IRL all you need is a simple platform to pay and schedule jobs on other’s GPUs.
Folding at home can track user contributions and issue micro/payments as they see fit. Crucially, this does not need an immutable chain of truth to do.
Instead, if we added a blockchain, then we would require 2 sets of participants - those who run the useful simulations for science, and those who run the useless calculations for the blockchain. A complete waste of resources.
Maybe you run a private platform too like git/GitHub if there are real world payments and user accounts, but I wonder why couldn't that technology be used? Does "blockchain" just have an irreparably bad name at this point?
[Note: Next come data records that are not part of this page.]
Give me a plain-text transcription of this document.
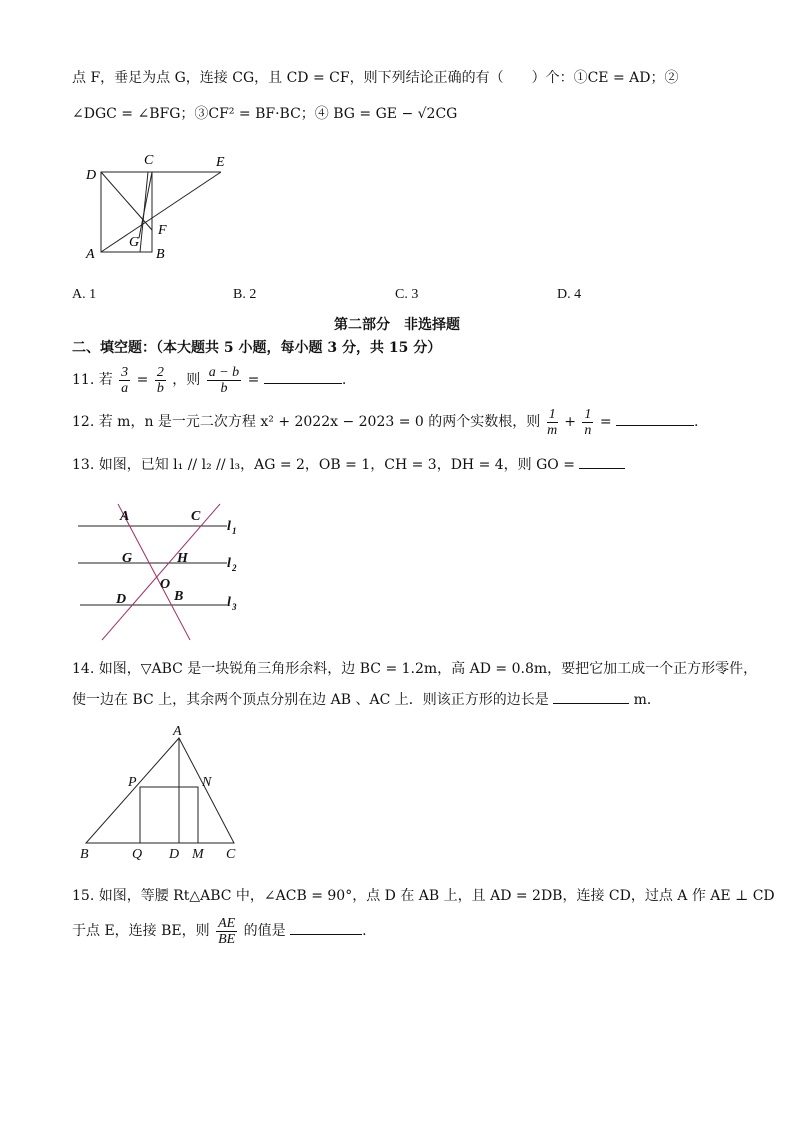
点 F，垂足为点 G，连接 CG，且 CD = CF，则下列结论正确的有（　　）个：①CE = AD；②
∠DGC = ∠BFG；③CF² = BF·BC；④ BG = GE − √2CG
D
C	E
F
G
A	B
A. 1	B. 2	C. 3	D. 4
第二部分　非选择题
二、填空题：（本大题共 5 小题，每小题 3 分，共 15 分）
11. 若 $\frac{3}{a} = \frac{2}{b}$ ，则 $\frac{a - b}{b}$ =	.
12. 若 m，n 是一元二次方程 x² + 2022x − 2023 = 0 的两个实数根，则 $\frac{1}{m} + \frac{1}{n}$ =	.
13. 如图，已知 l₁ // l₂ // l₃，AG = 2，OB = 1，CH = 3，DH = 4，则 GO =
A	C
G	H
O
D	B
l 1
l 2
l 3
14. 如图，▽ABC 是一块锐角三角形余料，边 BC = 1.2m，高 AD = 0.8m，要把它加工成一个正方形零件，
使一边在 BC 上，其余两个顶点分别在边 AB 、AC 上．则该正方形的边长是	m．
A
P	N
B	Q D M C
15. 如图，等腰 Rt△ABC 中，∠ACB = 90°，点 D 在 AB 上，且 AD = 2DB，连接 CD，过点 A 作 AE ⊥ CD
于点 E，连接 BE，则 $\frac{AE}{BE}$ 的值是	.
- Fitting models in memory
- Inference / Training speed
8 x RTX 3090s will absolutely CRUSH a single Mac Studio in raw performance.
Also, modern GPUs are surprisingly good at throttling their power usage when not actively in use, just like CPUs. So while you need 3kW+ worth of PSU for an 8x3090 setup, it’s not going to be using anywhere near 3kW of power on average, unless you’re literally using the LLM 24x7.
Edit: I guess to directly answer your question, I don’t see why you couldn’t run a 70b model at full quality on either a M2 192GB machine or on an 8x 3090 setup.
Running llama3.1 70B is brutal on this thing. Responses take minutes. Someone running the same model on 32GB of GPU memory seems to have far better results from what I've read.
I'm currently using reflection:70b_q4 which does a very good job in my opinion. It generates with 5.5 tokens/s for the response, which is just about my reading speed.
edit: I usually dont run larger models (q6) because of the speed. I'd guess a 405B model would just be awfully slow.